At the same time, ASW and APW wheat export values in both South Australia and Western Australia have managed to strengthen, but only by $10/t.
Accordingly, the freight advantage into Asian markets for Australian wheat moved about $5/t in Australia’s favour as freight rates rose.
All in all, Australia’s competitiveness has improved around $15/t in the past three months throughout Asian markets.
This change in price relativities now puts Australia only $5-10/t away from competing against Black Sea origins into various feed wheat markets.
In an environment where Australia only needs to export 14-15 million tonnes, feed wheat demand from any markets other than Philippines, where Australia enjoys a 7 per cent tax advantage, is not needed.
What we currently see is some very solid support for the Australian market due to these price relativities.

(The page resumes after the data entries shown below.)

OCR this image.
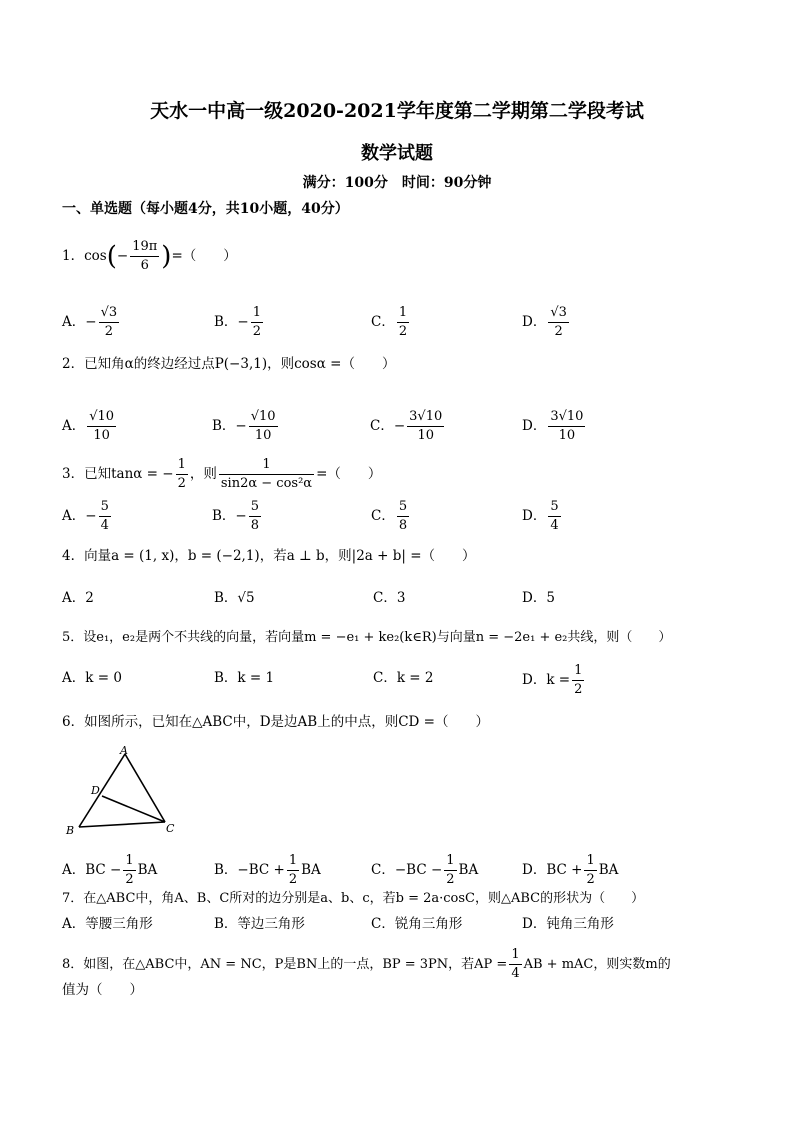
天水一中高一级2020-2021学年度第二学期第二学段考试
数学试题
满分：100分　时间：90分钟
一、单选题（每小题4分，共10小题，40分）
1．$\cos(- \frac{19\pi}{6}$ )=（　　）
A．− $\frac{√3}{2}$	B．− $\frac{1}{2}$	C． $\frac{1}{2}$	D． $\frac{√3}{2}$
2．已知角α的终边经过点P(−3,1)，则cosα =（　　）
A． $\frac{√10}{10}$	B．− $\frac{√10}{10}$	C．− $\frac{3√10}{10}$	D． $\frac{3√10}{10}$
3．已知tanα = − $\frac{1}{2}$ ，则 $\frac{1}{\text{sin2α − cos²α}}$ =（　　）
A．− $\frac{5}{4}$	B．− $\frac{5}{8}$	C． $\frac{5}{8}$	D． $\frac{5}{4}$
4．向量a = (1, x)，b = (−2,1)，若a ⊥ b，则|2a + b| =（　　）
A．2	B．√5	C．3	D．5
5．设e₁，e₂是两个不共线的向量，若向量m = −e₁ + ke₂(k∈R)与向量n = −2e₁ + e₂共线，则（　　）
A．k = 0	B．k = 1	C．k = 2	D．$k = \frac{1}{2}$
6．如图所示，已知在△ABC中，D是边AB上的中点，则CD =（　　）
A
B	C
D
A．BC − $\frac{1}{2}$ BA	B．$-BC + \frac{1}{2}$ BA	C．$-BC - \frac{1}{2}$ BA	D．BC + $\frac{1}{2}$ BA
7．在△ABC中，角A、B、C所对的边分别是a、b、c，若b = 2a·cosC，则△ABC的形状为（　　）
A．等腰三角形	B．等边三角形	C．锐角三角形	D．钝角三角形
8．如图，在△ABC中，AN = NC，P是BN上的一点，BP = 3PN，若AP = $\frac{1}{4}$ AB + mAC，则实数m的
值为（　　）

Any further rallies in Black Sea values will therefore need to be matched by Australia to ensure that there is no excess Australian wheat disappearing into the feed channels at the expense of reasonably inelastic milling demand, particularly at current pricing spreads.
Do we see any downside to Black Sea values? The same scenario outlined above has also played out in Black Sea/EU cash relativities, where EU wheat values are much more competitive now versus Black Sea than throughout most of the season.
With a large exportable surplus still in France and, to a lesser degree, Baltic countries, this can likely place some semblance of a cap on Black Sea values if EU wheat starts to displace demand.
In the current market, however, there is limited evidence of this. Russian exports continue to be strong and we are not seeing French values calculate to Egypt.
Russia also continues to bask in the sunshine of record export demand, and is approaching the back end of its export campaign over May, June and July.
Seemingly, it will be difficult for us to find anything but support, and perhaps even stronger old-crop Russian values in the next few months, as higher values become apparent here.
In closing, new-crop growing conditions in Europe and Black Sea countries remain very good now, and the rallies we have seen have been led by demand, as opposed to rallies caused by supply fears in US futures.
It will make it even more interesting for cash values if this was to change at all in coming months.